O exercício da advocacia é considerado prestação de serviços, devendo o advogado fixar livremente sua remuneração pelo serviço prestado. Entretanto, devem observar os critérios e limites de moderação previstos no Código de Ética e Disciplina e nas tabelas de honorários estabelecidas pelos Conselhos Seccionais. [60]
A assistência judiciária gratuita é dever do Estado, ficando a cargo da defensoria pública. Nos Estados onde não houver a referida assistência judiciária, os advogados poderão ser indicados para patrocinar as causas de pessoas necessitadas que não disponham de recursos financeiros para arcar com as despesas processuais e advocatícias, tendo os honorários fixados pelo magistrado, os quais devem ser pagos pelo Estado.
Existem alguns critérios que os advogados devem observar na fixação dos honorários, os quais são encontrados no artigo 36 do Código de Ética e Disciplina. São eles: moderação, bom senso, prestígio profissional, qualificação, reputação, valor da causa, condição econômica dos clientes, entre outros.
Os honorários podem ser classificados em três espécies. Eles podem ser convencionados, quando acordados por escrito com o cliente. Podem ser, também, arbitrados judicialmente, quando fixados judicialmente, na inexistência de acordo ou pela ocorrência de desentendimento entre o advogado e o cliente. E há os honorários de sucumbência, que são fixados em sentença em favor da parte, pertencendo ao advogado.
Se não houver estipulação em contrário, os honorários devem ser pagos na quantia de um terço logo no início da prestação de serviços, um terço na decisão de primeira instância e o restante no final da ação.
Frente à impossibilidade de o cliente arcar com as despesas de um processo, pode, excepcionalmente, ficar estabelecido em contato de honorários o pacto quota litis, ou seja, no eventual sucesso da causa, o advogado obtém participação em pecúnia sobre o montante da mesma, sendo permitido o pagamento de honorários com bens do cliente apenas em situações excepcionais. Mas o advogado não pode obter vantagem excessiva em relação ao cliente, pois ocorre enriquecimento ilícito, cometendo infração ética o advogado que assim proceder.
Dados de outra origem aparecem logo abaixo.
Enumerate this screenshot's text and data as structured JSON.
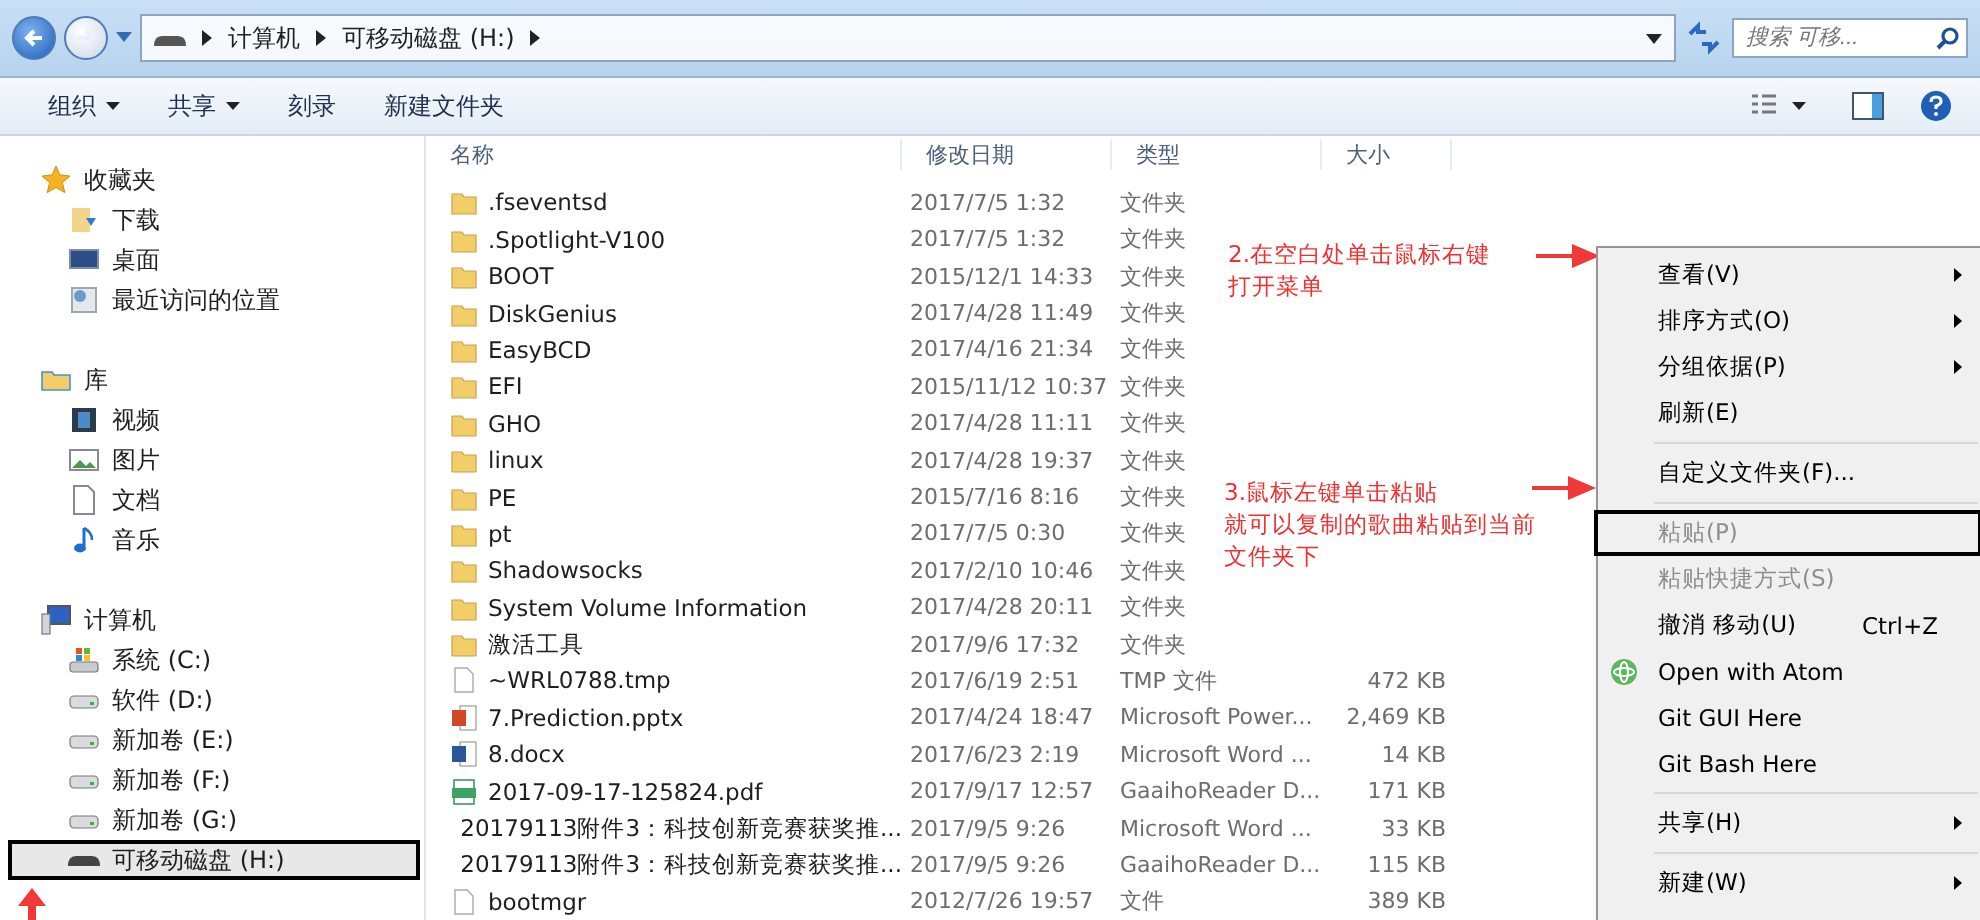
{
  "nav": {
    "address": [
      "计算机",
      "可移动磁盘 (H:)"
    ],
    "search": {
      "placeholder": "搜索 可移..."
    }
  },
  "toolbar": [
    {
      "label": "组织",
      "has_menu": true
    },
    {
      "label": "共享",
      "has_menu": true
    },
    {
      "label": "刻录",
      "has_menu": false
    },
    {
      "label": "新建文件夹",
      "has_menu": false
    }
  ],
  "sidebar": [
    {
      "label": "收藏夹",
      "kind": "star",
      "children": [
        {
          "label": "下载",
          "kind": "download",
          "selected": false,
          "highlighted": false
        },
        {
          "label": "桌面",
          "kind": "desktop",
          "selected": false,
          "highlighted": false
        },
        {
          "label": "最近访问的位置",
          "kind": "recent",
          "selected": false,
          "highlighted": false
        }
      ]
    },
    {
      "label": "库",
      "kind": "library",
      "children": [
        {
          "label": "视频",
          "kind": "video",
          "selected": false,
          "highlighted": false
        },
        {
          "label": "图片",
          "kind": "image",
          "selected": false,
          "highlighted": false
        },
        {
          "label": "文档",
          "kind": "doc",
          "selected": false,
          "highlighted": false
        },
        {
          "label": "音乐",
          "kind": "music",
          "selected": false,
          "highlighted": false
        }
      ]
    },
    {
      "label": "计算机",
      "kind": "computer",
      "children": [
        {
          "label": "系统 (C:)",
          "kind": "sysdrive",
          "selected": false,
          "highlighted": false
        },
        {
          "label": "软件 (D:)",
          "kind": "drive",
          "selected": false,
          "highlighted": false
        },
        {
          "label": "新加卷 (E:)",
          "kind": "drive",
          "selected": false,
          "highlighted": false
        },
        {
          "label": "新加卷 (F:)",
          "kind": "drive",
          "selected": false,
          "highlighted": false
        },
        {
          "label": "新加卷 (G:)",
          "kind": "drive",
          "selected": false,
          "highlighted": false
        },
        {
          "label": "可移动磁盘 (H:)",
          "kind": "removable",
          "selected": true,
          "highlighted": true
        }
      ]
    }
  ],
  "columns": [
    "名称",
    "修改日期",
    "类型",
    "大小"
  ],
  "rows": [
    {
      "kind": "folder",
      "name": ".fseventsd",
      "date": "2017/7/5 1:32",
      "type": "文件夹"
    },
    {
      "kind": "folder",
      "name": ".Spotlight-V100",
      "date": "2017/7/5 1:32",
      "type": "文件夹"
    },
    {
      "kind": "folder",
      "name": "BOOT",
      "date": "2015/12/1 14:33",
      "type": "文件夹"
    },
    {
      "kind": "folder",
      "name": "DiskGenius",
      "date": "2017/4/28 11:49",
      "type": "文件夹"
    },
    {
      "kind": "folder",
      "name": "EasyBCD",
      "date": "2017/4/16 21:34",
      "type": "文件夹"
    },
    {
      "kind": "folder",
      "name": "EFI",
      "date": "2015/11/12 10:37",
      "type": "文件夹"
    },
    {
      "kind": "folder",
      "name": "GHO",
      "date": "2017/4/28 11:11",
      "type": "文件夹"
    },
    {
      "kind": "folder",
      "name": "linux",
      "date": "2017/4/28 19:37",
      "type": "文件夹"
    },
    {
      "kind": "folder",
      "name": "PE",
      "date": "2015/7/16 8:16",
      "type": "文件夹"
    },
    {
      "kind": "folder",
      "name": "pt",
      "date": "2017/7/5 0:30",
      "type": "文件夹"
    },
    {
      "kind": "folder",
      "name": "Shadowsocks",
      "date": "2017/2/10 10:46",
      "type": "文件夹"
    },
    {
      "kind": "folder",
      "name": "System Volume Information",
      "date": "2017/4/28 20:11",
      "type": "文件夹"
    },
    {
      "kind": "folder",
      "name": "激活工具",
      "date": "2017/9/6 17:32",
      "type": "文件夹"
    },
    {
      "kind": "file",
      "name": "~WRL0788.tmp",
      "date": "2017/6/19 2:51",
      "type": "TMP 文件",
      "size": "472 KB"
    },
    {
      "kind": "pptx",
      "name": "7.Prediction.pptx",
      "date": "2017/4/24 18:47",
      "type": "Microsoft Power...",
      "size": "2,469 KB"
    },
    {
      "kind": "docx",
      "name": "8.docx",
      "date": "2017/6/23 2:19",
      "type": "Microsoft Word ...",
      "size": "14 KB"
    },
    {
      "kind": "pdf",
      "name": "2017-09-17-125824.pdf",
      "date": "2017/9/17 12:57",
      "type": "GaaihoReader D...",
      "size": "171 KB"
    },
    {
      "kind": "docx",
      "name": "20179113附件3：科技创新竞赛获奖推...",
      "date": "2017/9/5 9:26",
      "type": "Microsoft Word ...",
      "size": "33 KB"
    },
    {
      "kind": "pdf",
      "name": "20179113附件3：科技创新竞赛获奖推...",
      "date": "2017/9/5 9:26",
      "type": "GaaihoReader D...",
      "size": "115 KB"
    },
    {
      "kind": "file",
      "name": "bootmgr",
      "date": "2012/7/26 19:57",
      "type": "文件",
      "size": "389 KB"
    }
  ],
  "context_menu": [
    {
      "kind": "item",
      "label": "查看(V)",
      "submenu": true,
      "disabled": false,
      "highlighted": false
    },
    {
      "kind": "item",
      "label": "排序方式(O)",
      "submenu": true,
      "disabled": false,
      "highlighted": false
    },
    {
      "kind": "item",
      "label": "分组依据(P)",
      "submenu": true,
      "disabled": false,
      "highlighted": false
    },
    {
      "kind": "item",
      "label": "刷新(E)",
      "submenu": false,
      "disabled": false,
      "highlighted": false
    },
    {
      "kind": "separator"
    },
    {
      "kind": "item",
      "label": "自定义文件夹(F)...",
      "submenu": false,
      "disabled": false,
      "highlighted": false
    },
    {
      "kind": "separator"
    },
    {
      "kind": "item",
      "label": "粘贴(P)",
      "submenu": false,
      "disabled": true,
      "highlighted": true
    },
    {
      "kind": "item",
      "label": "粘贴快捷方式(S)",
      "submenu": false,
      "disabled": true,
      "highlighted": false
    },
    {
      "kind": "item",
      "label": "撤消 移动(U)",
      "shortcut": "Ctrl+Z",
      "submenu": false,
      "disabled": false,
      "highlighted": false
    },
    {
      "kind": "atom_item",
      "label": "Open with Atom",
      "submenu": false,
      "disabled": false,
      "highlighted": false
    },
    {
      "kind": "item",
      "label": "Git GUI Here",
      "submenu": false,
      "disabled": false,
      "highlighted": false
    },
    {
      "kind": "item",
      "label": "Git Bash Here",
      "submenu": false,
      "disabled": false,
      "highlighted": false
    },
    {
      "kind": "separator"
    },
    {
      "kind": "item",
      "label": "共享(H)",
      "submenu": true,
      "disabled": false,
      "highlighted": false
    },
    {
      "kind": "separator"
    },
    {
      "kind": "item",
      "label": "新建(W)",
      "submenu": true,
      "disabled": false,
      "highlighted": false
    }
  ],
  "annotations": [
    {
      "lines": [
        "2.在空白处单击鼠标右键",
        "打开菜单"
      ]
    },
    {
      "lines": [
        "3.鼠标左键单击粘贴",
        "就可以复制的歌曲粘贴到当前",
        "文件夹下"
      ]
    }
  ]
}
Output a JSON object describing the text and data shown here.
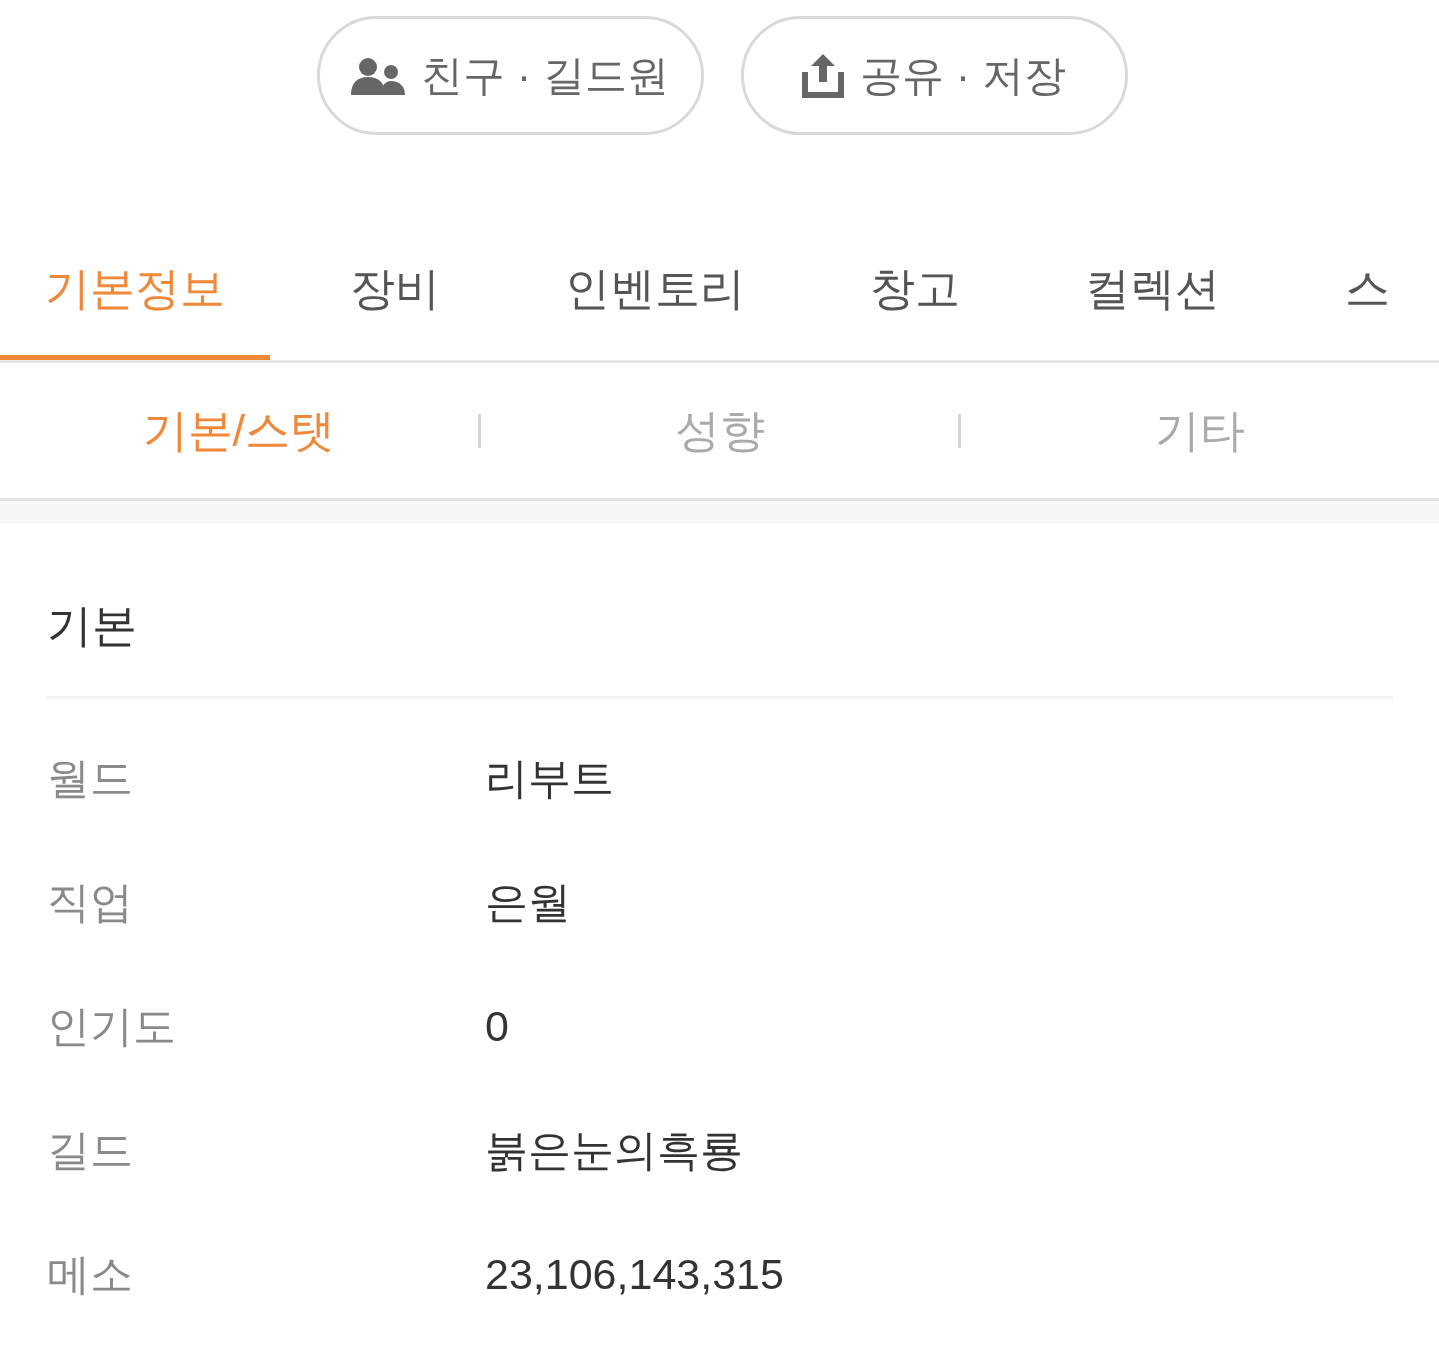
{
  "action_buttons": [
    {
      "kind": "friends",
      "label": "친구 · 길드원"
    },
    {
      "kind": "share",
      "label": "공유 · 저장"
    }
  ],
  "tabs": [
    {
      "label": "기본정보",
      "selected": true
    },
    {
      "label": "장비",
      "selected": false
    },
    {
      "label": "인벤토리",
      "selected": false
    },
    {
      "label": "창고",
      "selected": false
    },
    {
      "label": "컬렉션",
      "selected": false
    },
    {
      "label": "스",
      "selected": false
    }
  ],
  "sub_tabs": [
    {
      "label": "기본/스탯",
      "selected": true
    },
    {
      "label": "성향",
      "selected": false
    },
    {
      "label": "기타",
      "selected": false
    }
  ],
  "section": {
    "title": "기본",
    "rows": [
      {
        "label": "월드",
        "value": "리부트"
      },
      {
        "label": "직업",
        "value": "은월"
      },
      {
        "label": "인기도",
        "value": "0"
      },
      {
        "label": "길드",
        "value": "붉은눈의흑룡"
      },
      {
        "label": "메소",
        "value": "23,106,143,315"
      }
    ]
  }
}
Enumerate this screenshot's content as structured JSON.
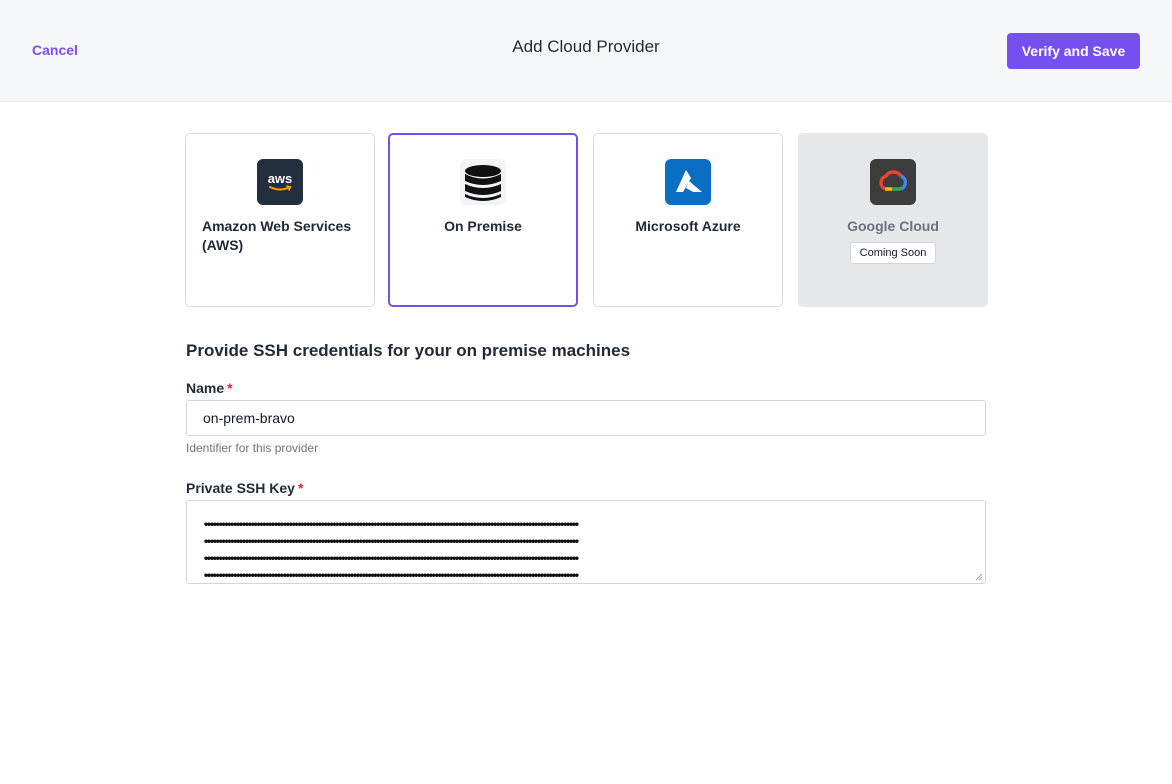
{
  "header": {
    "cancel_label": "Cancel",
    "title": "Add Cloud Provider",
    "verify_label": "Verify and Save"
  },
  "providers": [
    {
      "name": "Amazon Web Services (AWS)",
      "icon": "aws-logo-icon",
      "logo_text": "aws",
      "state": "default"
    },
    {
      "name": "On Premise",
      "icon": "database-icon",
      "state": "selected"
    },
    {
      "name": "Microsoft Azure",
      "icon": "azure-logo-icon",
      "state": "default"
    },
    {
      "name": "Google Cloud",
      "icon": "google-cloud-logo-icon",
      "state": "disabled",
      "badge": "Coming Soon"
    }
  ],
  "form": {
    "section_title": "Provide SSH credentials for your on premise machines",
    "name_label": "Name",
    "required_marker": "*",
    "name_value": "on-prem-bravo",
    "name_hint": "Identifier for this provider",
    "ssh_key_label": "Private SSH Key",
    "ssh_key_masked": "••••••••••••••••••••••••••••••••••••••••••••••••••••••••••••••••••••••••••••••••••••••••••••••••••••••••••••••••••••••••••••••••"
  },
  "colors": {
    "accent": "#7450f0",
    "required": "#e0243a",
    "azure_blue": "#0a6fc2",
    "aws_dark": "#232f3e"
  }
}
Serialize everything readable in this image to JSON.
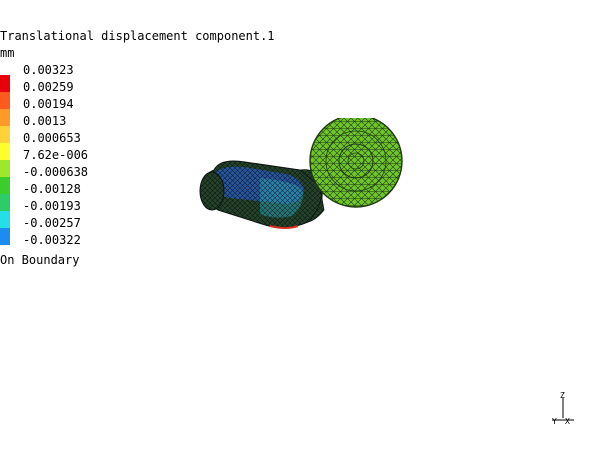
{
  "plot": {
    "title": "Translational displacement component.1",
    "unit": "mm",
    "boundary_note": "On Boundary"
  },
  "legend": {
    "entries": [
      {
        "value": "0.00323",
        "color": "#e8000b"
      },
      {
        "value": "0.00259",
        "color": "#ff5a1f"
      },
      {
        "value": "0.00194",
        "color": "#ff9a29"
      },
      {
        "value": "0.0013",
        "color": "#ffd23a"
      },
      {
        "value": "0.000653",
        "color": "#ffff2e"
      },
      {
        "value": "7.62e-006",
        "color": "#9ee82c"
      },
      {
        "value": "-0.000638",
        "color": "#3ccc2e"
      },
      {
        "value": "-0.00128",
        "color": "#2ecc68"
      },
      {
        "value": "-0.00193",
        "color": "#25dfe6"
      },
      {
        "value": "-0.00257",
        "color": "#1c8cf0"
      },
      {
        "value": "-0.00322",
        "color": "#0019d6"
      }
    ]
  },
  "axes": {
    "z_label": "Z",
    "y_label": "Y",
    "x_label": "X"
  },
  "colors": {
    "mesh_green": "#6fc62a",
    "mesh_dark": "#1e3b10",
    "mesh_blue": "#1c3ea8",
    "mesh_cyan": "#2aa6b8"
  }
}
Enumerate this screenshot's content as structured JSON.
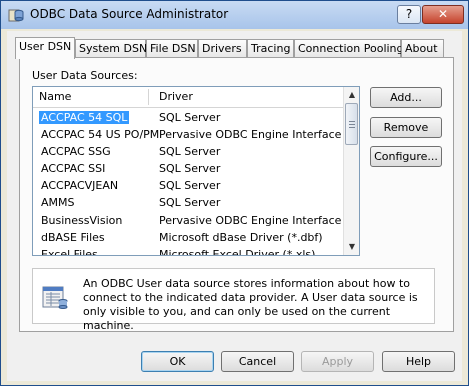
{
  "window": {
    "title": "ODBC Data Source Administrator"
  },
  "titlebar": {
    "help_glyph": "?",
    "close_glyph": "✕"
  },
  "tabs": [
    {
      "label": "User DSN"
    },
    {
      "label": "System DSN"
    },
    {
      "label": "File DSN"
    },
    {
      "label": "Drivers"
    },
    {
      "label": "Tracing"
    },
    {
      "label": "Connection Pooling"
    },
    {
      "label": "About"
    }
  ],
  "panel": {
    "list_label": "User Data Sources:"
  },
  "list": {
    "headers": {
      "name": "Name",
      "driver": "Driver"
    },
    "rows": [
      {
        "name": "ACCPAC 54 SQL",
        "driver": "SQL Server"
      },
      {
        "name": "ACCPAC 54 US PO/PM",
        "driver": "Pervasive ODBC Engine Interface"
      },
      {
        "name": "ACCPAC SSG",
        "driver": "SQL Server"
      },
      {
        "name": "ACCPAC SSI",
        "driver": "SQL Server"
      },
      {
        "name": "ACCPACVJEAN",
        "driver": "SQL Server"
      },
      {
        "name": "AMMS",
        "driver": "SQL Server"
      },
      {
        "name": "BusinessVision",
        "driver": "Pervasive ODBC Engine Interface"
      },
      {
        "name": "dBASE Files",
        "driver": "Microsoft dBase Driver (*.dbf)"
      },
      {
        "name": "Excel Files",
        "driver": "Microsoft Excel Driver (*.xls)"
      }
    ],
    "selected_row": "ACCPAC 54 SQL"
  },
  "side_buttons": {
    "add": "Add...",
    "remove": "Remove",
    "configure": "Configure..."
  },
  "info": {
    "icon": "data-source-icon",
    "text": "An ODBC User data source stores information about how to connect to the indicated data provider.  A User data source is only visible to you, and can only be used on the current machine."
  },
  "footer": {
    "ok": "OK",
    "cancel": "Cancel",
    "apply": "Apply",
    "help": "Help"
  },
  "colors": {
    "selection": "#3399ff",
    "window_border": "#1f4e8c"
  }
}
Desta forma, todo o montante de honorários que o advogado receber não pode ser maior que a vantagem do cliente.
Os honorários advocatícios, quer acordados entre advogado e cliente, quer arbitrados judicialmente ou ainda de sucumbência, constituem crédito privilegiado em favor do advogado, podendo ser promovida a execução desse crédito nos mesmos autos em que o advogado tenha atuado, sendo, portanto, um título executivo.
Quanto aos honorários de sucumbência, tem-se que "receber os honorários relativos à sucumbência é direito do advogado", [61] entendendo, o STF, que é permitida a livre estipulação entre o advogado e o cliente, o que possibilita ao advogado dispor desses honorários, mediante contrato escrito.
O direito de acionar aquele que deve os honorários advocatícios prescreve em cinco anos, contando o início desse prazo a partir do vencimento do contrato, se houver; quando fixados judicialmente (arbitrados ou de sucumbência), a partir do trânsito em julgado da decisão que os fixar; se vier a ser contratado para a prestação de serviço extrajudicial, o prazo será contado a partir do término do serviço; havendo desistência de uma das partes ou transação, começa-se a contá-lo a partir da homologação; e no caso de renúncia do mandato por parte do advogado ou sua revogação por vontade do cliente, o início do prazo é a data desses fatos.
2.8 As incompatibilidades e os impedimentos
A liberdade de profissão é um direito que toda pessoa detém. Todavia, em decorrência de certas situações, pode acontecer que o exercício de duas ou mais atividades profissionais não seja passível de coexistência, visto haver contrariedade entre elas. No âmbito do exercício da advocacia, são as incompatibilidades (permanentes ou temporárias) e os impedimentos, tratadas pelos artigos 27 a 30 do EAOAB.
Conceitua-se incompatibilidade como a proibição plena do exercício da advocacia, podendo ser ela permanente (cancelamento da inscrição) ou temporária (licenciamento da inscrição).
O impedimento enseja apenas a proibição parcial do exercício profissional do advogado, permitindo-se o seu exercício com certas restrições. Havendo incompatibilidade, o profissional não poderá advogar em nenhuma situação, mesmo em causa própria. [62]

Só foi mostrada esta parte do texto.